It was a textbook – and criminal - software as a service: Grant access to a software kit that makes it easy to lock up the hard drives on victims’ PCs, then skim 20% of the take from those who actually use the kit to extort payments.
The scheme experienced meteoric growth in just days, but once it became public knowledge its architect couldn’t stand the threat of legal problems and is now backing off – which wasn’t the original plan at all.
“Plan A was to stay quiet and hidden,” the coder wrote yesterday on the Tox malware site buried deep behind the onion router (Tor) network. But Plan A was overturned by researchers at Intel Security who found the site and wrote about it just four days after it was set up.
“It's been funny, I felt alive, more than ever, but I don't want to be a criminal. The situation is also getting too hot for me to handle, and (sorry to ruin your expectations) I'm not a team of hard core hackers. I’m just a teenager student.” The message is signed “Tox”.
Still, Tox wants to fulfill his/her commitment to the customers who downloaded the malware and still hope to cash in on the illegal profits. “I'm asking my users to be patient,” Tox writes, “I'm not going to scam you. In a few days I'll ask you a bitcoin address in the case somebody pays some of your ransoms. I'll forward you your part.”
Tox is also trying to sell the entire criminal enterprise, but if there are no takers, plans to shut it down entirely. “If nobody's going to buy the database, in one month I'm releasing the keys, and victims will have their files automatically unlocked.”
The Tox kit makes it simple to run a ransomware scam.

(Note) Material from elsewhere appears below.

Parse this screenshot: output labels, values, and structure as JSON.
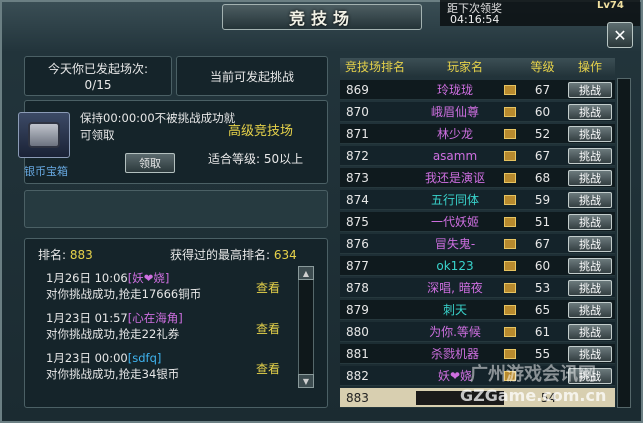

The malware encrypts victim’s machines, demands payment in bitcoins for the decryption keys, explains to victims how to pay with bitcoins, collects the ransom, sends the decryption keys, siphons off Tox’s 20% and deposits the rest in the bitcoin account of the franchisee.
Criminals using the service have to find their own ways to compromise the machines they infect with Tox.

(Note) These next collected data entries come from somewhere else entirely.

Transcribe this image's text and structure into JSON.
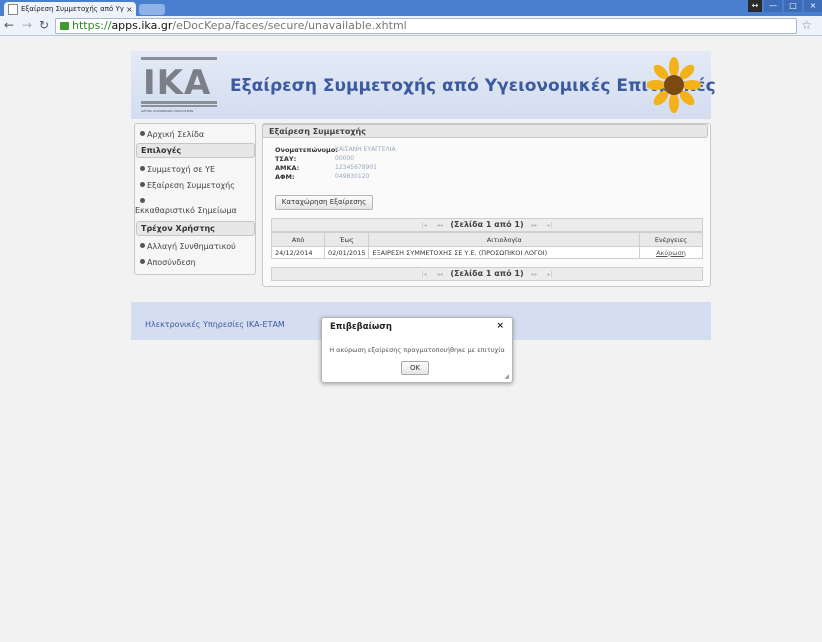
{
  "browser": {
    "tab_title": "Εξαίρεση Συμμετοχής από Υγ",
    "tab_close": "×",
    "url_scheme": "https://",
    "url_host": "apps.ika.gr",
    "url_path": "/eDocKepa/faces/secure/unavailable.xhtml"
  },
  "banner": {
    "logo_text": "IKA",
    "logo_subtitle": "ΙΔΡΥΜΑ ΚΟΙΝΩΝΙΚΩΝ ΑΣΦΑΛΙΣΕΩΝ",
    "title": "Εξαίρεση Συμμετοχής από Υγειονομικές Επιτροπές"
  },
  "sidebar": {
    "home": "Αρχική Σελίδα",
    "options_header": "Επιλογές",
    "item1": "Συμμετοχή σε ΥΕ",
    "item2": "Εξαίρεση Συμμετοχής",
    "item3": "Εκκαθαριστικό Σημείωμα",
    "user_header": "Τρέχον Χρήστης",
    "item4": "Αλλαγή Συνθηματικού",
    "item5": "Αποσύνδεση"
  },
  "panel": {
    "header": "Εξαίρεση Συμμετοχής",
    "fields": [
      {
        "label": "Ονοματεπώνυμο:",
        "value": "ΚΑΙΣΑΝΗ ΕΥΑΓΓΕΛΙΑ"
      },
      {
        "label": "ΤΣΑΥ:",
        "value": "00000"
      },
      {
        "label": "ΑΜΚΑ:",
        "value": "12345678901"
      },
      {
        "label": "ΑΦΜ:",
        "value": "049830120"
      }
    ],
    "register_button": "Καταχώρηση Εξαίρεσης",
    "pager_text": "(Σελίδα 1 από 1)",
    "columns": [
      "Από",
      "Έως",
      "Αιτιολογία",
      "Ενέργειες"
    ],
    "rows": [
      {
        "from": "24/12/2014",
        "to": "02/01/2015",
        "reason": "ΕΞΑΙΡΕΣΗ ΣΥΜΜΕΤΟΧΗΣ ΣΕ Υ.Ε. (ΠΡΟΣΩΠΙΚΟΙ ΛΟΓΟΙ)",
        "action": "Ακύρωση"
      }
    ]
  },
  "footer": {
    "text": "Ηλεκτρονικές Υπηρεσίες ΙΚΑ-ΕΤΑΜ"
  },
  "dialog": {
    "title": "Επιβεβαίωση",
    "close": "×",
    "message": "Η ακύρωση εξαίρεσης πραγματοποιήθηκε με επιτυχία",
    "ok": "OK"
  },
  "colors": {
    "accent": "#3b5a9f",
    "tabbar": "#4a7fd0"
  }
}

The kit is pretty good at hiding from security platforms, blogs Jim Walter, director of advanced threat research for Intel Security. “Out of the gate, the standard of antimalware evasion is fairly high, meaning the malware’s targets would need additional controls in place (HIPS, whitelisting, sandboxing) to catch or prevent this,” he writes.
Despite that, he doesn’t give the software high marks for technical elegance. “Although easy to use and functional, the malware appears to lack complexity and efficiency within the code,” Walter writes.
Tox downloads cURL, a tool that sends and retrieves files using URL syntax, as well as the Tor client.
The creator of Tox blames Walter’s blog for forcing him/her out of business.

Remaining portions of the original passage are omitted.